Readable but less performant:
$content = Get-Content -Path file.txt
foreach ($line in $content) {
Do-Something -Input $line
}
Streamlined for performance:
Get-Content -Path file.txt | ForEach-Object {
Do-Something -Input $_
}
High-performance with .NET:
$sr = New-Object System.IO.StreamReader "file.txt"
while ($sr.Peek() -ge 0) {
$line = $sr.ReadLine()
Do-Something -Input $line
}
PERF-03 Prefer Language Features Over Cmdlets for Speed
- Language constructs (
foreach) > .NET methods > Scripts > Cmdlets/Pipeline - Always measure before optimizing prematurely.
Security Best Practices
Always Use PSCredential for Credentials
Avoid plain text passwords.
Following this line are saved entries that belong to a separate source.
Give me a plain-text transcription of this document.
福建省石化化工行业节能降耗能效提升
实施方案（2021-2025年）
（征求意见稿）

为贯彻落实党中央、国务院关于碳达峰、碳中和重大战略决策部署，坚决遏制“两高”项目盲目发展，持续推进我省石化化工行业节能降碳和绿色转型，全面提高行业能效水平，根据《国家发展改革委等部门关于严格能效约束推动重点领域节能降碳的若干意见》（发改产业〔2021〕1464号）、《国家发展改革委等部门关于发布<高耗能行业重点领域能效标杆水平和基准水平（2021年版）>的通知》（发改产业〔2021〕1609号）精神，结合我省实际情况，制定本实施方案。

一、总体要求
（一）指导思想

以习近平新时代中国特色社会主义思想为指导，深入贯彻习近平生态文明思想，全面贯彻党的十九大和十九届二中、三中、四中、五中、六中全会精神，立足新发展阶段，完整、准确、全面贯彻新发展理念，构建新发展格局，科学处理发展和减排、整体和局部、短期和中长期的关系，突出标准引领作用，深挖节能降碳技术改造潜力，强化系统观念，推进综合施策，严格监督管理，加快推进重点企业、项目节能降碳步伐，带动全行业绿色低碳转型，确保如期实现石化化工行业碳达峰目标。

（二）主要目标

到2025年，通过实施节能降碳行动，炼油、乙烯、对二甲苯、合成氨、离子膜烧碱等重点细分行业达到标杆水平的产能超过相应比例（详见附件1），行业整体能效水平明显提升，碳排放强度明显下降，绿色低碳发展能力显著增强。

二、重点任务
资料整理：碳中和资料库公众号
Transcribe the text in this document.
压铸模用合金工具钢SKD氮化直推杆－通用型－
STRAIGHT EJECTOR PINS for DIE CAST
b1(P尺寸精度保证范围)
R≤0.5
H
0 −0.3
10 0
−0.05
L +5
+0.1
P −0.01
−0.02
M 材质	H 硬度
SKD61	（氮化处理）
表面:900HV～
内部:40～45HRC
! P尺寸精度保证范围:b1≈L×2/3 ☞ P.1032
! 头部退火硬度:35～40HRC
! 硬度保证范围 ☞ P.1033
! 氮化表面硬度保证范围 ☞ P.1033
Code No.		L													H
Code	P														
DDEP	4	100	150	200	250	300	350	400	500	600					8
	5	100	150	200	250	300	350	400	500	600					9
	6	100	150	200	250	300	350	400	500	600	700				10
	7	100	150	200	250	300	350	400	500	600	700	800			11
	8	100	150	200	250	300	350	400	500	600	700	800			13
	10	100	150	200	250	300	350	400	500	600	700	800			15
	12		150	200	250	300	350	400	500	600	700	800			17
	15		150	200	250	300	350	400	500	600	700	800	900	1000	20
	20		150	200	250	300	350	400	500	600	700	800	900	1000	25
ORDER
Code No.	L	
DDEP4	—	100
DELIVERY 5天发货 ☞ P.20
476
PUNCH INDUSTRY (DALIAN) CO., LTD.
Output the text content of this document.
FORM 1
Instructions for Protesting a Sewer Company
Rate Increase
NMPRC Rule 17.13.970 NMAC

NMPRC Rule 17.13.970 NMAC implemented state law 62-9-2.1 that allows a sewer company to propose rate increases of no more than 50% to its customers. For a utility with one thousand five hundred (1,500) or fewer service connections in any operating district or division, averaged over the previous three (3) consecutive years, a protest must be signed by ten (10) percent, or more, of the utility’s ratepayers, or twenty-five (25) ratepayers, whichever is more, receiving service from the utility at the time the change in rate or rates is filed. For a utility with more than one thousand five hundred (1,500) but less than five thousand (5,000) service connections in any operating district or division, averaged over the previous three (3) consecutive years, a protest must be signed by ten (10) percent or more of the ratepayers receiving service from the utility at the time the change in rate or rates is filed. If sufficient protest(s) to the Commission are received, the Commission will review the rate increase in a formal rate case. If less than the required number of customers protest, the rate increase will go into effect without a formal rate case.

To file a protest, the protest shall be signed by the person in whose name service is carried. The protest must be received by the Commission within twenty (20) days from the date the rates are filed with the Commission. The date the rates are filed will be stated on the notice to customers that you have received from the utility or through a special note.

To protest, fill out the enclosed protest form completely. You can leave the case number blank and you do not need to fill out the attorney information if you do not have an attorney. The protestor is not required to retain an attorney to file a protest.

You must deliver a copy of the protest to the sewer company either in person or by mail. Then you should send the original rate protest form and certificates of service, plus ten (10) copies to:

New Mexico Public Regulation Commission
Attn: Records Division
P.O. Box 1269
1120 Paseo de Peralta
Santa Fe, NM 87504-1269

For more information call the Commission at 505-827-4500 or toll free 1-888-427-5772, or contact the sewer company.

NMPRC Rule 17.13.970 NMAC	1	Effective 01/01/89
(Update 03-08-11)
Accept credentials as parameters using [Credential()].
param (
[System.Management.Automation.PSCredential]
[System.Management.Automation.Credential()]
$Credential
)
If passing to APIs:
$Insecure.SetPassword($Credential.GetNetworkCredential().Password)
Use SecureString for Sensitive Data
Prompt securely and store encrypted values.
$Secure = Read-Host -Prompt "Enter Secure Data" -AsSecureString
Convert SecureString to plain text safely:
$BSTR = [System.Runtime.InteropServices.Marshal]::SecureStringToBSTR($Secure)
$PlainText = [System.Runtime.InteropServices.Marshal]::PtrToStringAuto($BSTR)
[System.Runtime.InteropServices.Marshal]::ZeroFreeBSTR($BSTR)
Save Credentials Securely
Use Export-CliXml for storing credentials.
Get-Credential | Export-CliXml -Path C:\secure\cred.xml
$Credential = Import-CliXml -Path C:\secure\cred.xml
Save Encrypted Strings
ConvertFrom-SecureString -SecureString $Secure | Out-File -Path "${Env:AppData}\secure.bin"
$Secure = Get-Content -Path "${Env:AppData}\secure.bin" | ConvertTo-SecureString
Conclusion
By following these PowerShell best practices across design, documentation, output handling, error management, performance, and security, you can create robust, maintainable, and efficient scripts suitable for both small tasks and enterprise-level automation. Always strive to balance readability, performance, and security to deliver high-quality solutions.